San Francisco, San Francisco Press, 1974. 292 p.Despite its high effectiveness, lack of side effects, ease of use, and low cost, condom utilization has declined in the U.S. from 30% of contracepting couples in 1955 to 15% in 1970. The present status of the condom, actions needed to facilitate its increased availability and acceptance, and research required to improve understanding of factors affecting its use are reviewed in the proceedings of a conference on the condom sponsored by the Battelle Population Study Center in 1973. It is concluded that condom use in the U.S. is not meeting its potential. Factors affecting its underutilization include negative attitudes among the medical and family planning professions; state laws restricting sales outlets, display, and advertising; inapplicable testing standards; the National Association of Broadcasters' ban on contraceptive advertising; media's reluctance to carry condom ads; manufacturer's hesitancy to widen the range of products and use aggressive marketing techniques; and physical properties of the condom itself.

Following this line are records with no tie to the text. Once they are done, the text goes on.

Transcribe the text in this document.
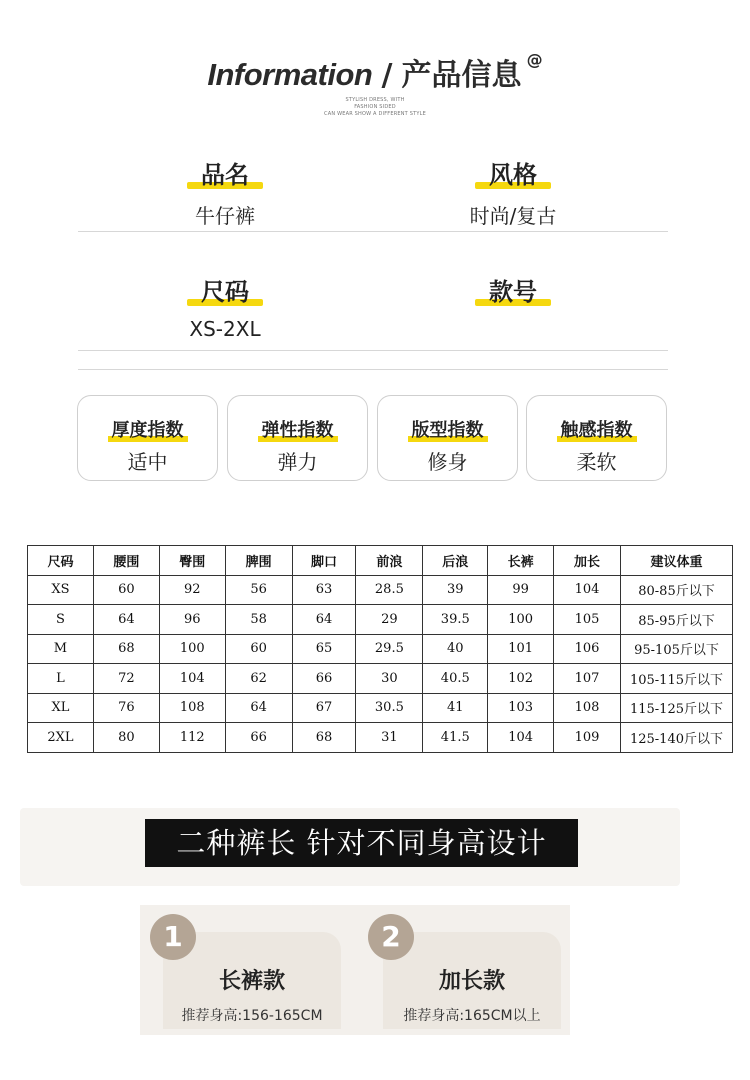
Information / 产品信息 @
STYLISH DRESS, WITH
FASHION SIDED
CAN WEAR SHOW A DIFFERENT STYLE
品名
牛仔裤
风格
时尚/复古
尺码
XS-2XL
款号
厚度指数
适中
弹性指数
弹力
版型指数
修身
触感指数
柔软
尺码	腰围	臀围	脾围	脚口	前浪	后浪	长裤	加长	建议体重
XS	60	92	56	63	28.5	39	99	104	80-85斤以下
S	64	96	58	64	29	39.5	100	105	85-95斤以下
M	68	100	60	65	29.5	40	101	106	95-105斤以下
L	72	104	62	66	30	40.5	102	107	105-115斤以下
XL	76	108	64	67	30.5	41	103	108	115-125斤以下
2XL	80	112	66	68	31	41.5	104	109	125-140斤以下
二种裤长 针对不同身高设计
长裤款
推荐身高:156-165CM
1
加长款
推荐身高:165CM以上
2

Further, the condom has an image problem, tending to be associated with venereal disease and prostitution and regarded as a hassle to use and an impediment to sexual sensation. Innovative, broad-based marketing and sales through a variety of outlets have been key to effective widespread condom usage in England, Japan, and Sweden. Such campaigns could be directed toward couples who cannot or will not use other methods and teenagers whose unplanned, sporadic sexual activity lends itself to condom use. Other means of increasing U.S. condom utilization include repealing state and local laws restricting condom sales to pharmacies and limiting open display; removing the ban on contraceptive advertising and changing the attitude of the media; using educational programs to correct erroneous images; and developing support for condom distribution in family planning programs. Also possible is modifying the extreme stringency of condom standards. Thinner condoms could increase usage without significantly affecting failure rates. More research is needed on condom use-effectiveness in potential user populations and in preventing venereal disease transmission; the effects of condom shape, thickness, and lubrication on consumer acceptance; reactions to condom advertising; and the point at which an acceptable level of utilization has been achieved.